The craniofacial bones provide structural support for the skull and accommodate the vulnerable brain tissue with a protective cavity. The bone tissue undergoes constant turnover, which relies on skeletal stem cells (SSCs) and/or mesenchymal stem cells (MSCs) and their niches. SSCs/MSCs and their perivascular niche within the bone marrow are well characterized in long bones. As for cranial bones, besides bone marrow, the suture mesenchyme has been identified as a unique niche for SSCs/MSCs of craniofacial bones. However, a comprehensive study of the two different cranial stem cell niches at single‐cell resolution is still lacking. In addition, during the progression of aging, age‐associated changes in cranial stem cell niches and resident cells remain uncovered.

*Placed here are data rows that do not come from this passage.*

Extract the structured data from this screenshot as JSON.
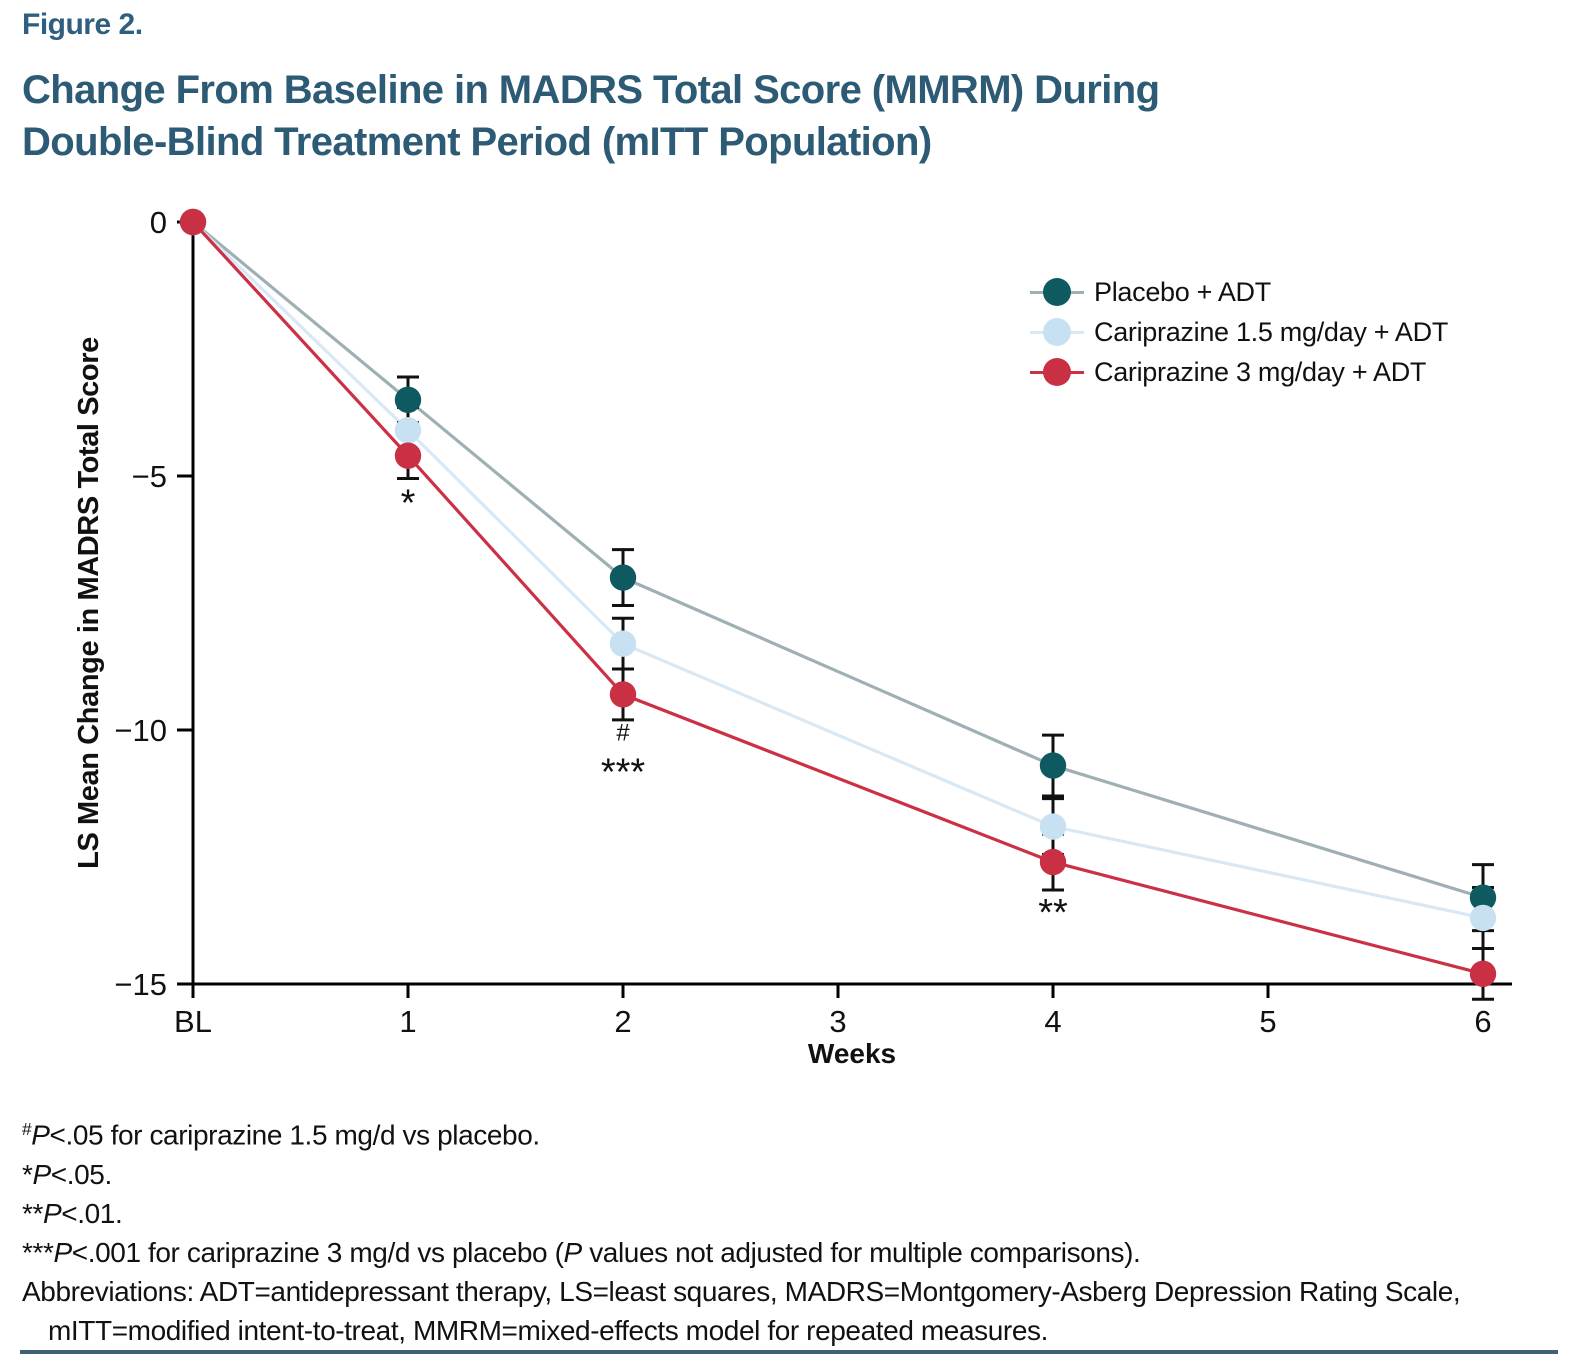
{
  "header": {
    "figure_label": "Figure 2.",
    "title_line1": "Change From Baseline in MADRS Total Score (MMRM) During",
    "title_line2": "Double-Blind Treatment Period (mITT Population)"
  },
  "colors": {
    "figure_label": "#2e5f7e",
    "title": "#2d5a75",
    "axis": "#000000",
    "error_bar": "#111111",
    "annotation": "#111111",
    "bottom_rule": "#3e6173"
  },
  "chart_data": {
    "type": "line",
    "title": "Change From Baseline in MADRS Total Score (MMRM) During Double-Blind Treatment Period (mITT Population)",
    "xlabel": "Weeks",
    "ylabel": "LS Mean Change in MADRS Total Score",
    "x_tick_labels": [
      "BL",
      "1",
      "2",
      "3",
      "4",
      "5",
      "6"
    ],
    "x_weeks": [
      0,
      1,
      2,
      4,
      6
    ],
    "ylim": [
      -15,
      0
    ],
    "y_ticks": [
      0,
      -5,
      -10,
      -15
    ],
    "y_tick_labels": [
      "0",
      "−5",
      "−10",
      "−15"
    ],
    "grid": false,
    "legend_position": "upper right",
    "series": [
      {
        "name": "Placebo + ADT",
        "color": "#0e5a60",
        "line_color": "#9fb0b5",
        "values": [
          0,
          -3.5,
          -7.0,
          -10.7,
          -13.3
        ],
        "errors": [
          0,
          0.45,
          0.55,
          0.6,
          0.65
        ]
      },
      {
        "name": "Cariprazine 1.5 mg/day + ADT",
        "color": "#c8e1f2",
        "line_color": "#d8e8f5",
        "values": [
          0,
          -4.1,
          -8.3,
          -11.9,
          -13.7
        ],
        "errors": [
          0,
          0.45,
          0.5,
          0.55,
          0.6
        ]
      },
      {
        "name": "Cariprazine 3 mg/day + ADT",
        "color": "#c93044",
        "line_color": "#cb3044",
        "values": [
          0,
          -4.6,
          -9.3,
          -12.6,
          -14.8
        ],
        "errors": [
          0,
          0.45,
          0.5,
          0.55,
          0.5
        ]
      }
    ],
    "annotations": [
      {
        "week": 1,
        "symbols": [
          {
            "text": "*",
            "size": 38,
            "dy": 60
          }
        ]
      },
      {
        "week": 2,
        "symbols": [
          {
            "text": "#",
            "size": 24,
            "dy": 46
          },
          {
            "text": "***",
            "size": 38,
            "dy": 90
          }
        ]
      },
      {
        "week": 4,
        "symbols": [
          {
            "text": "**",
            "size": 38,
            "dy": 63
          }
        ]
      }
    ]
  },
  "footnotes": {
    "lines": [
      {
        "parts": [
          {
            "text": "#",
            "sup": true
          },
          {
            "text": "P",
            "italic": true
          },
          {
            "text": "<.05 for cariprazine 1.5 mg/d vs placebo."
          }
        ]
      },
      {
        "parts": [
          {
            "text": "*"
          },
          {
            "text": "P",
            "italic": true
          },
          {
            "text": "<.05."
          }
        ]
      },
      {
        "parts": [
          {
            "text": "**"
          },
          {
            "text": "P",
            "italic": true
          },
          {
            "text": "<.01."
          }
        ]
      },
      {
        "parts": [
          {
            "text": "***"
          },
          {
            "text": "P",
            "italic": true
          },
          {
            "text": "<.001 for cariprazine 3 mg/d vs placebo ("
          },
          {
            "text": "P",
            "italic": true
          },
          {
            "text": " values not adjusted for multiple comparisons)."
          }
        ]
      },
      {
        "parts": [
          {
            "text": "Abbreviations: ADT=antidepressant therapy, LS=least squares, MADRS=Montgomery-Asberg Depression Rating Scale,"
          }
        ]
      },
      {
        "indent": true,
        "parts": [
          {
            "text": "mITT=modified intent-to-treat, MMRM=mixed-effects model for repeated measures."
          }
        ]
      }
    ]
  }
}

In this study, we investigated age‐related changes in cranial stem cell niches via single‐cell RNA sequencing (scRNA‐seq). The transcriptomic profiles and cellular compositions have been delineated, indicating alterations of the cranial bone marrow microenvironment influenced by inflammaging. Moreover, we identified a senescent mesenchymal cell subcluster and several age‐related immune cell subclusters by reclustering and pseudotime trajectory analysis, which might be closely linked to inflammaging. Finally, differentially expressed genes (DEGs) and cell–cell communications were analyzed during aging, revealing potential regulatory factors. Overall, this work highlights the age‐related changes in cranial stem cell niches, which deepens the current understanding of cranial bone and suture biology and may provide therapeutic targets for antiaging and regenerative medicine.